One thing you can do as it churns is stick a wooden spoon in your ice cream maker (don’t drop it or you’ll break something) and scrape the freezing part off of the side of the ice cream freezer, so it all freezes uniformly.  If you are afraid of breaking something, by all means, skip this step.

So why did you use eggs and reduce the base like you did?  As this stuff freezes, it will get extremely airy – increasing in volume tremendously.  Because there is so much air in there, you could freeze this stuff to absolute zero and it would still be easy to scoop.  But because it is so eggy and creamy, it is extremely rich.  So it is light, but it is also rich. 
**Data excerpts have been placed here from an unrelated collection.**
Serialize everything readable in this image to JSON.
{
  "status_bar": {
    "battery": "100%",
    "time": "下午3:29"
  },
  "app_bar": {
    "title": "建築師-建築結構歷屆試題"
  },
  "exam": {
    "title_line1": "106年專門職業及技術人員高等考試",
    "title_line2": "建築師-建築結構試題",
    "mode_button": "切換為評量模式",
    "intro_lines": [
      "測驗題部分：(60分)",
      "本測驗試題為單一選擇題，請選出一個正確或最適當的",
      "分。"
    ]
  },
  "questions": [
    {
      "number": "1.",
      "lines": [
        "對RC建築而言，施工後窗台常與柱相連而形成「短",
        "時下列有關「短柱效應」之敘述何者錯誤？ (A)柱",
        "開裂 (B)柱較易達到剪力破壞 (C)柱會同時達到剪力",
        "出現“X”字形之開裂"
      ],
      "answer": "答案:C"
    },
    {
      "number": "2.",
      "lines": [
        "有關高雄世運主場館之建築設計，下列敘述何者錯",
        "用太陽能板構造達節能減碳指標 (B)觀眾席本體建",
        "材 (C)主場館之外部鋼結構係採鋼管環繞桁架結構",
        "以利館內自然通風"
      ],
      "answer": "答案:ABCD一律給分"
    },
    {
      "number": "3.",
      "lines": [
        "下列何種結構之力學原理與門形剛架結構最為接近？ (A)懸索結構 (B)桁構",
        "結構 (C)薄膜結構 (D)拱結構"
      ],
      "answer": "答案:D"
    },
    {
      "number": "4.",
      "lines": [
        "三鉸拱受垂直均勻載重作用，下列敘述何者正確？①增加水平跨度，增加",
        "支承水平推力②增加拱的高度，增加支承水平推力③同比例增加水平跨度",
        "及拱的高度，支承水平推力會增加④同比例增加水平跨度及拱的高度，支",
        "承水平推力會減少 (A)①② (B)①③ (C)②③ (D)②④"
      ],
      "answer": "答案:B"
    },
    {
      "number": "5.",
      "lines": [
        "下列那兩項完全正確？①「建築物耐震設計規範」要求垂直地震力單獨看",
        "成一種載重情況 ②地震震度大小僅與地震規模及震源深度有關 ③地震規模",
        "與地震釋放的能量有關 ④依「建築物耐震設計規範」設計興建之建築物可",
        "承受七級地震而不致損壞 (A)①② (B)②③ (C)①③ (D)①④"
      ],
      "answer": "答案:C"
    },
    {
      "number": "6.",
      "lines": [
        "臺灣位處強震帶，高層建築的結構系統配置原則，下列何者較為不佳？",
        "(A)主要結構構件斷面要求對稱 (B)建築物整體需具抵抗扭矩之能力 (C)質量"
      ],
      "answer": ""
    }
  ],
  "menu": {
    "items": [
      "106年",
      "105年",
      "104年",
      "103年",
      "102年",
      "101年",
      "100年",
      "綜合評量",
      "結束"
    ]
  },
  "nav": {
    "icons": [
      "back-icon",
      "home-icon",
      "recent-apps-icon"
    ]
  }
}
(One could argue you will actually get fewer calories than a lower-fat ice cream, because of all of the air.  One might be lying – honestly, I have no idea - but it sounds like a reasonable argument for your calorie conscious guests.) 

So when it is done, it will almost float off of the spoon.  I’d store it in a larger container, and not try to squish the air out of it.  Put some plastic over it, so you don’t get any freezer burn.  Put on a lid and stick it in the freezer.

WHAT FRUIT AND HOW?

Almost any fruit makes nice ice cream.  And a pound per recipe is a good rule of thumb.  Peaches or strawberries are best used raw, crushed with a half-cup of sugar.  Don’t puree them, but don’t leave any big chunks as they otherwise turn to ice.  Thoroughly chill your fruit before you add to the ice cream freezer.

Blueberries can be pureed with one-half cup of confectioners’ sugar and then run through a fine mesh sieve.  That liquid will get gelatinous, but is absolutely fine.

You’ll want to cook cherries (sour are preferred) for a few minutes with the sugar before pureeing and straining.  But save a handful of cherries, chop them up, and add as the ice cream freezes.

Now we’re moving into personal preference territory – but the important thing is that with the single ice cream base, you can have perfect results, every time.  You’ll enjoy experimenting with the flavors because you’ll always have a creamy and rich but light ice cream.